Skip to content

Dask Gateway

Calrissian's nominal behaviour is to schedule pods per CWL steps while CWL tools may need distributed compute for array- or window-based processing.

The Calrissian DaskGatewayRequirement extension provides a first-class way to provision and manage a transient Dask cluster that a CommandLineTool can talk to.

DaskGatewayRequirement extension lets a tool request a short-lived Dask cluster (via Dask Gateway) as part of step execution.

Calrissian will:

  • Bring up a Dask cluster prior to tool execution (init container),
  • Surface scheduler connection info to the main container,
  • Optionally run user-provided init and dispose scripts,
  • Tear everything down reliably (including on failures).

The Calrissian DaskGatewayRequirement extension makes Dask usage declarative and portable at the CWL layer while keeping cluster lifecycle under Calrissian control.

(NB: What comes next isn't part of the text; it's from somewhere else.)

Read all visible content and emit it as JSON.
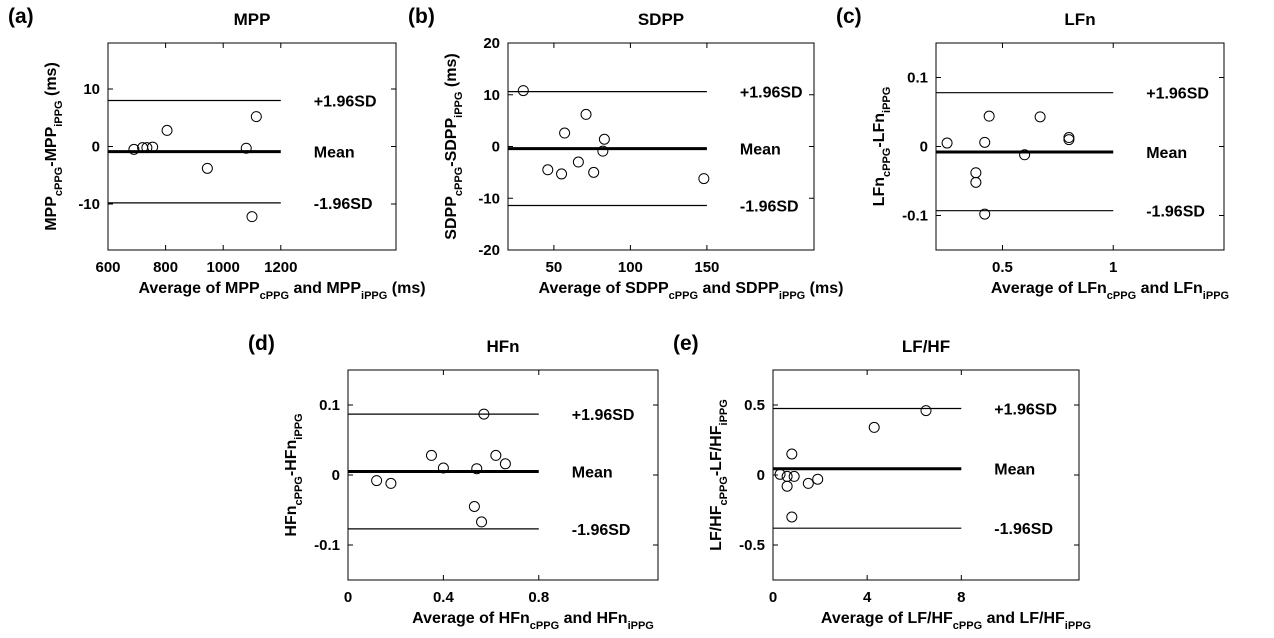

DaskGatewayRequirement extension schema

Below the schema for the DaskGatewayRequirement extension:

$base: https://calrissian-cwl.github.io/schema#
$namespaces:
  cwl: "https://w3id.org/cwl/cwl#"
$graph:
- $import: https://w3id.org/cwl/CommonWorkflowLanguage.yml

- name: DaskGatewayRequirement
  type: record
  extends: cwl:ProcessRequirement
  inVocab: false
  doc: "Indicates that a process requires a Dask cluster procured via [Dask Gateway](https://gateway.dask.org/) runtime."
  fields:
    class:
      type: 'string'
      doc: "Always 'DaskGatewayRequirement'"
      jsonldPredicate:
        "_id": "@type"
        "_type": "@vocab"
    workerCores:
      type:
        - 'int'
        - 'cwl:Expression'
      doc: |
        Number of cpu-cores available for a dask worker.
    workerCoresLimit:
      type:
        - 'int'
        - 'cwl:Expression'
      doc: |
        Maximum number of cpu-cores available for a dask worker.
    workerMemory:
      type:
        - 'string'
        - 'cwl:Expression'
      doc: |
        Maximum amount of memory available for a dask worker.
    clusterMaxCores:
      type:
        - 'int'
        - 'cwl:Expression'
      doc: |
        Maximum number of cores available for the dask cluster
    clusterMaxMemory:
      type:
        - 'string'
        - 'cwl:Expression'
      doc: |
        Maximum amount of memory available for the dask cluster

CWL CommandlineTool example

cwlVersion: v1.2

$namespaces:
  s: https://schema.org/
  calrissian: https://calrissian-cwl.github.io/schema#
schemas:
  - http://schema.org/version/9.0/schemaorg-current-http.rdf

class: CommandLineTool
id: wrs-coverage-tool
requirements:
    EnvVarRequirement:
    envDef: {}
    NetworkAccess:
    networkAccess: true
hints:
    DockerRequirement:
        dockerPull: docker.io/library/wrs-coverage
    calrissian:DaskGatewayRequirement:
        workerCores: 1
        workerCoresLimit: 1
        workerMemory: "1G"
        clusterMaxCores: 10
        clusterMaxMemory: "20G"
baseCommand: ["wrs-coverage"]
arguments: []
inputs:
    collection-id:
    type: string
    inputBinding:
        position: 1
        prefix: "--collection-id"
outputs:
    wrs-coverage-image:
    type: File
    outputBinding:
        glob: acq-by-wrs-tile.png
    wrs-coverage-parquet:
    type: File
    outputBinding:
        glob: acq-by-wrs-tile.parquet

Additional CLI options

The Calrissian CLI options below allow defining the Dask Gateway configuration:

  • --dask-gateway-url: defines the Dask Gateway URL. This is the Dask Gateway internal service URL.

Optional:

  • --dask-script-configmap: name of an existing configmap with custom script for dask to override the default Dask cluster initialization.